Herman Boerhaave, the pioneer of medical observation

February 7, 2019

   

 

Herman Boerhaave (1668-1738) is known today by physicians as the individual associated with Boerhaave's Syndrome. Arguably a process that seems beneath the dignity of such an important physician - a tear in the lower esophageal mucosa secondary to emesis (vomiting) which is usually due to over-drinking.

    Herman Boerhaave was a botanist, in addition to being a physician (and other positions). He is recognized as a pioneer in medical teaching, modern hospital ward design, quantifying items, and critical to this blog, associating symptoms with disease.

      I have to think on Herman Boerhaave, when I think that there at least 5,000 individuals who are on-line, who believe they have Gadolinium Deposition Disease, and I believe many of them likely do have it. Yet where is the interest and enthusiasm in physicians and scientists to study this group. They are not only interesting as the disease itself: with all the aspects of metal toxicity, multicellular host immunity, neuropathy,  the substitution of cations in in vivo biochemical reactions, and genetics, but also the broader implications for all heavy metal toxicities as well. This is a situation where the quantity of heavy metals delivered can be determined, unlike lead that may be coming from water pipes or mercury coming from contaminated fish.

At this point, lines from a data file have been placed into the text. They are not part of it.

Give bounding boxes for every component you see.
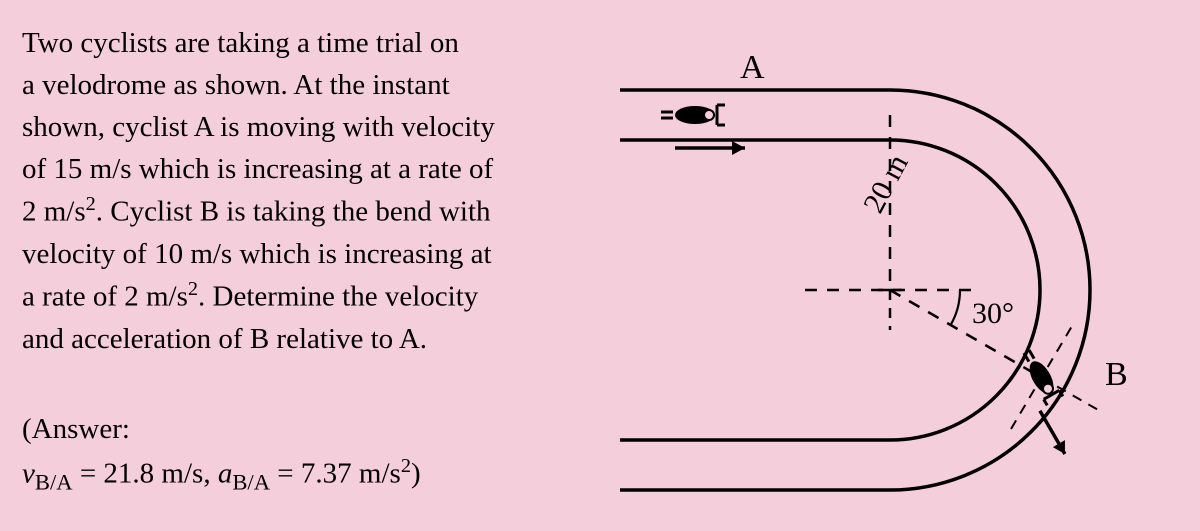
angle-label: 30° <box>972 297 1014 330</box>
velodrome-figure: 20 m 30° A B <box>600 40 1180 500</box>
line: velocity of 10 m/s which is increasing a… <box>22 233 582 275</box>
label-a: A <box>740 49 765 86</box>
line: shown, cyclist A is moving with velocity <box>22 106 582 148</box>
problem-text: Two cyclists are taking a time trial on … <box>22 22 582 500</box>
line: 2 m/s2. Cyclist B is taking the bend wit… <box>22 190 582 233</box>
line: and acceleration of B relative to A. <box>22 318 582 360</box>
answer-line: vB/A = 21.8 m/s, aB/A = 7.37 m/s2) <box>22 451 582 499</box>
line: a velodrome as shown. At the instant <box>22 64 582 106</box>
answer-block: (Answer: vB/A = 21.8 m/s, aB/A = 7.37 m/… <box>22 408 582 500</box>
answer-label: (Answer: <box>22 408 582 452</box>
line: Two cyclists are taking a time trial on <box>22 22 582 64</box>
cyclist-a-arrow-icon <box>675 141 745 155</box>
label-b: B <box>1105 356 1128 393</box>
line: a rate of 2 m/s2. Determine the velocity <box>22 275 582 318</box>
cyclist-b-icon <box>1019 347 1063 405</box>
line: of 15 m/s which is increasing at a rate … <box>22 148 582 190</box>
cyclist-a-icon <box>661 105 725 125</box>
radius-label: 20 m <box>857 149 915 218</box>
cyclist-b-arrow-icon <box>1034 407 1071 457</box>
angle-arc <box>951 290 960 325</box>
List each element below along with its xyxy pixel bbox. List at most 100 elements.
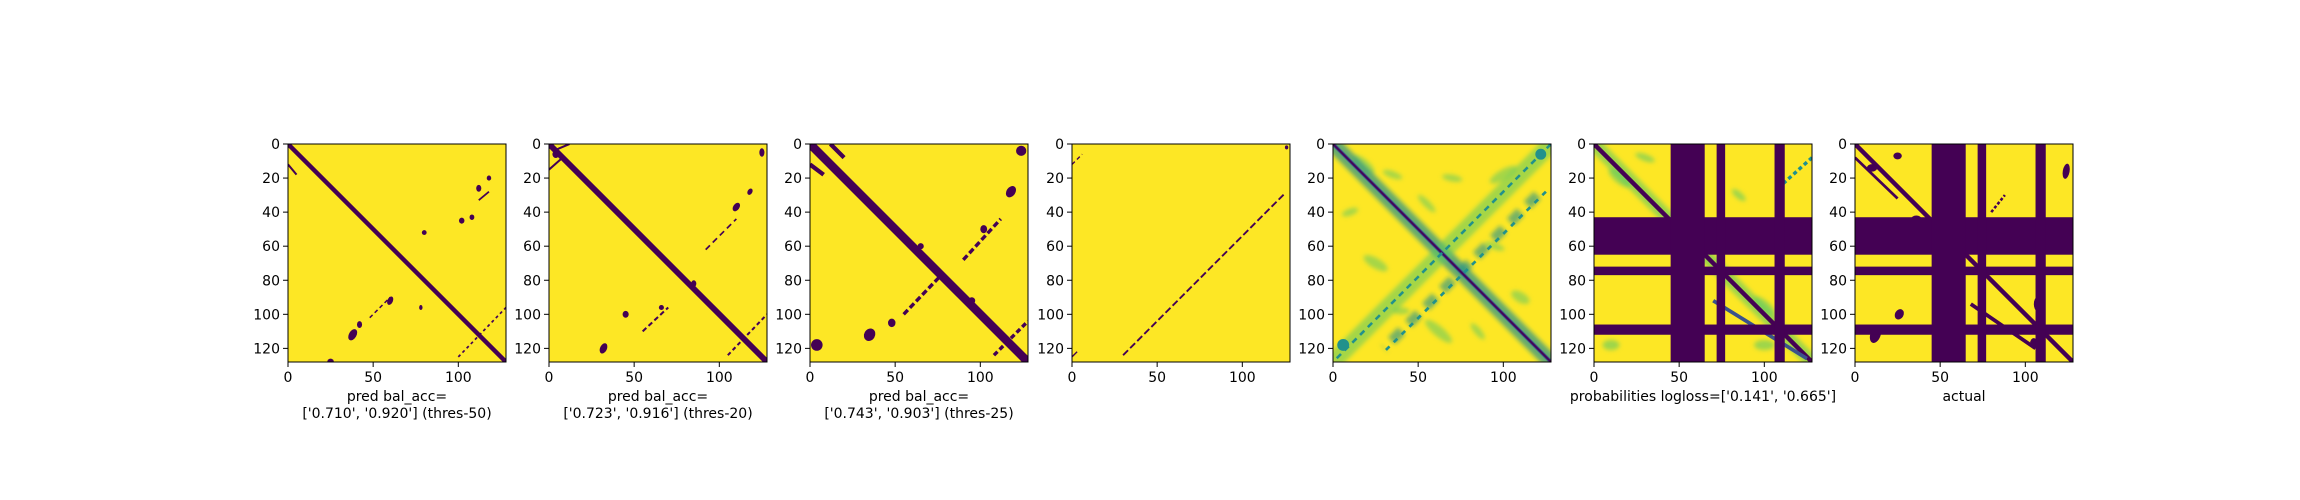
y-tick-label: 100	[1037, 307, 1064, 323]
contact-blob	[458, 217, 465, 224]
x-tick-label: 50	[1931, 370, 1949, 386]
y-tick-label: 120	[514, 341, 541, 357]
probability-speck	[1489, 165, 1517, 184]
y-tick-label: 20	[1307, 171, 1325, 187]
y-tick-label: 120	[1298, 341, 1325, 357]
y-tick-label: 40	[1568, 205, 1586, 221]
contact-blob	[327, 358, 334, 362]
y-tick-label: 100	[1559, 307, 1586, 323]
x-axis-label-line: pred bal_acc=	[608, 389, 708, 405]
x-tick-label: 50	[625, 370, 643, 386]
x-tick-label: 100	[1490, 370, 1517, 386]
contact-blob	[1535, 148, 1547, 160]
x-tick-label: 100	[445, 370, 472, 386]
probability-speck	[1363, 255, 1388, 272]
contact-band	[557, 144, 570, 151]
contact-blob	[622, 310, 629, 318]
probability-speck	[1608, 168, 1631, 188]
y-tick-label: 0	[1838, 137, 1847, 153]
contact-blob	[968, 297, 976, 305]
x-axis-label-line: ['0.710', '0.920'] (thres-50)	[302, 406, 491, 422]
x-axis-label-line: ['0.743', '0.903'] (thres-25)	[824, 406, 1013, 422]
y-tick-label: 120	[253, 341, 280, 357]
x-tick-label: 100	[1751, 370, 1778, 386]
x-axis-label-line: ['0.723', '0.916'] (thres-20)	[563, 406, 752, 422]
contact-blob	[348, 329, 358, 341]
contact-band	[288, 163, 298, 176]
y-tick-label: 0	[1577, 137, 1586, 153]
contact-blob	[691, 280, 697, 288]
x-axis-label: pred bal_acc= ['0.723', '0.916'] (thres-2…	[563, 389, 752, 422]
contact-band	[549, 156, 564, 171]
axes-frame	[548, 143, 768, 363]
x-axis-label: pred bal_acc= ['0.710', '0.920'] (thres-5…	[302, 389, 491, 422]
y-tick-label: 60	[1829, 239, 1847, 255]
x-tick-label: 100	[2012, 370, 2039, 386]
contact-blob	[552, 150, 560, 158]
y-tick-label: 0	[1055, 137, 1064, 153]
y-tick-label: 80	[1829, 273, 1847, 289]
contact-blob	[811, 339, 823, 351]
axes-frame	[1071, 143, 1291, 363]
heatmap-image	[1333, 144, 1551, 362]
mask-column-band	[2035, 144, 2046, 362]
contact-band	[992, 319, 1028, 357]
y-tick-label: 0	[532, 137, 541, 153]
y-tick-label: 80	[1568, 273, 1586, 289]
contact-blob	[387, 296, 394, 305]
x-axis-label-line: probabilities logloss=['0.141', '0.665']	[1570, 389, 1836, 405]
y-tick-label: 20	[1046, 171, 1064, 187]
contact-blob	[421, 230, 427, 235]
y-tick-label: 0	[271, 137, 280, 153]
main-diagonal-band	[288, 144, 506, 362]
axes-frame	[287, 143, 507, 363]
y-tick-label: 100	[253, 307, 280, 323]
mask-column-band	[1931, 144, 1966, 362]
x-tick-label: 50	[1670, 370, 1688, 386]
mask-column-band	[1716, 144, 1726, 362]
contact-blob	[469, 214, 475, 220]
contact-blob	[1337, 339, 1350, 351]
contact-blob	[917, 243, 924, 250]
axes-frame	[809, 143, 1029, 363]
y-tick-label: 80	[1307, 273, 1325, 289]
contact-band	[727, 313, 767, 356]
heatmap-image	[288, 144, 506, 362]
contact-blob	[1866, 164, 1878, 172]
y-tick-label: 20	[784, 171, 802, 187]
x-tick-label: 100	[1229, 370, 1256, 386]
axes-frame	[1854, 143, 2074, 363]
contact-blob	[658, 304, 664, 311]
heatmap-image	[810, 144, 1028, 362]
contact-blob	[419, 304, 423, 311]
contact-band	[369, 296, 391, 319]
contact-blob	[356, 321, 363, 328]
heatmap-image	[1855, 144, 2073, 362]
y-tick-label: 60	[523, 239, 541, 255]
x-tick-label: 50	[364, 370, 382, 386]
x-tick-label: 50	[1409, 370, 1427, 386]
x-tick-label: 50	[1148, 370, 1166, 386]
contact-band	[1072, 351, 1078, 358]
contact-blob	[863, 328, 876, 341]
contact-blob	[1005, 186, 1017, 198]
y-tick-label: 40	[1307, 205, 1325, 221]
y-tick-label: 80	[523, 273, 541, 289]
axes-frame	[1593, 143, 1813, 363]
contact-blob	[476, 184, 482, 192]
x-tick-label: 100	[706, 370, 733, 386]
heatmap-background	[1072, 144, 1290, 362]
probability-speck	[1442, 174, 1463, 182]
contact-band	[810, 162, 825, 177]
y-tick-label: 60	[262, 239, 280, 255]
y-tick-label: 20	[1829, 171, 1847, 187]
heatmap-image	[1072, 144, 1290, 362]
probability-speck	[1753, 296, 1776, 316]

      Prior to Boerhaave, for more than a millennium, European 'physicians' studied old Greek texts (sometimes), folklore, and focused on the 4 humors: blood, black bile, yellow bile, and phlegm; the superstitious concept introduced by Hippocrates but refined by Galen. Patients were never really examined: to determine symptoms, causes, response to treatment, just physicians looking at the superstitious old books. So I do find it somehow dark humor that many physicians, especially radiologists, weigh in on the idea that GDD does not exist, but not by any direct patient contact (almost all have none, and deliberately avoid it), but by reading the old texts on NSF, and since these GDD individuals have normal kidney function, they can't be sick from gadolinium. I find it quite remarkable really: do they think it is yellow bile or phlegm that is the cause?

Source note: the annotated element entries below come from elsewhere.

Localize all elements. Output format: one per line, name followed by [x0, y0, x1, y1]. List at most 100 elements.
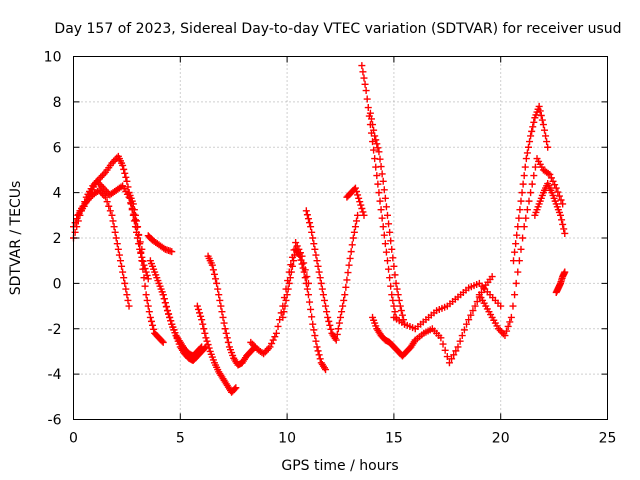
data-point — [525, 197, 533, 205]
data-point — [310, 326, 318, 334]
data-point — [108, 211, 116, 219]
data-point — [514, 268, 522, 276]
data-point — [437, 334, 445, 342]
series-track-r — [411, 273, 496, 367]
data-point — [222, 329, 230, 337]
data-point — [385, 220, 393, 228]
data-point — [471, 302, 479, 310]
data-point — [221, 325, 229, 333]
data-point — [286, 274, 294, 282]
data-point — [303, 211, 311, 219]
data-point — [358, 205, 366, 213]
data-point — [386, 274, 394, 282]
data-point — [85, 192, 93, 200]
data-point — [197, 312, 205, 320]
data-point — [518, 189, 526, 197]
data-point — [210, 270, 218, 278]
data-point — [318, 285, 326, 293]
data-points — [70, 62, 569, 396]
data-point — [285, 279, 293, 287]
data-point — [111, 156, 119, 164]
data-point — [397, 307, 405, 315]
data-point — [304, 291, 312, 299]
data-point — [280, 308, 288, 316]
data-point — [307, 223, 315, 231]
data-point — [297, 256, 305, 264]
data-point — [266, 343, 274, 351]
y-tick-label: -6 — [48, 413, 62, 429]
data-point — [517, 245, 525, 253]
y-tick-label: 2 — [53, 231, 62, 247]
data-point — [168, 248, 176, 256]
data-point — [314, 262, 322, 270]
data-point — [543, 138, 551, 146]
data-point — [302, 207, 310, 215]
data-point — [559, 200, 567, 208]
data-point — [324, 313, 332, 321]
data-point — [281, 302, 289, 310]
data-point — [279, 313, 287, 321]
data-point — [467, 311, 475, 319]
data-point — [163, 307, 171, 315]
data-point — [145, 308, 153, 316]
data-point — [551, 181, 559, 189]
data-point — [389, 254, 397, 262]
series-track-k — [279, 245, 330, 374]
data-point — [268, 339, 276, 347]
data-point — [376, 197, 384, 205]
data-point — [395, 296, 403, 304]
data-point — [561, 229, 569, 237]
data-point — [539, 121, 547, 129]
data-point — [503, 327, 511, 335]
data-point — [218, 308, 226, 316]
data-point — [473, 298, 481, 306]
data-point — [392, 279, 400, 287]
data-point — [528, 127, 536, 135]
series-track-m — [343, 184, 368, 219]
data-point — [322, 366, 330, 374]
data-point — [271, 333, 279, 341]
data-point — [373, 172, 381, 180]
series-track-t — [510, 102, 552, 265]
data-point — [200, 325, 208, 333]
data-point — [316, 355, 324, 363]
data-point — [383, 257, 391, 265]
data-point — [125, 302, 133, 310]
data-point — [387, 237, 395, 245]
data-point — [326, 321, 334, 329]
data-point — [527, 132, 535, 140]
data-point — [557, 211, 565, 219]
data-point — [320, 296, 328, 304]
data-point — [314, 347, 322, 355]
data-point — [374, 144, 382, 152]
data-point — [351, 184, 359, 192]
data-point — [531, 163, 539, 171]
data-point — [124, 296, 132, 304]
data-point — [363, 95, 371, 103]
data-point — [342, 283, 350, 291]
y-tick-label: 8 — [53, 95, 62, 111]
data-point — [119, 161, 127, 169]
data-point — [448, 355, 456, 363]
data-point — [374, 180, 382, 188]
data-point — [98, 172, 106, 180]
data-point — [115, 251, 123, 259]
y-tick-label: -4 — [48, 367, 62, 383]
data-point — [103, 198, 111, 206]
data-point — [371, 132, 379, 140]
data-point — [389, 296, 397, 304]
series-track-f — [159, 291, 210, 365]
data-point — [346, 254, 354, 262]
data-point — [282, 296, 290, 304]
data-point — [71, 228, 79, 236]
data-point — [376, 155, 384, 163]
y-tick-label: 6 — [53, 140, 62, 156]
data-point — [366, 109, 374, 117]
data-point — [216, 296, 224, 304]
data-point — [369, 121, 377, 129]
data-point — [142, 291, 150, 299]
data-point — [309, 234, 317, 242]
data-point — [561, 268, 569, 276]
data-point — [354, 211, 362, 219]
data-point — [120, 165, 128, 173]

      I am also reminded of the Seinfeld stand-up comedy routine where he talks about doctors, and just to select one segment of a great routine:  he describes the physician going into the back room, after seeing the patient, he frantically pages through his text-book,  and says something to the effect 'what the hell was that, it wasn't the circle or the tube'. 

     Harken back to Boerhaave physicians and scientists, and help figure out this disease and its treatment. If you are worried about preserving the use of GBCAs, the best way to do it is to identify patients at risk, treat them early and successfully. This is my focus.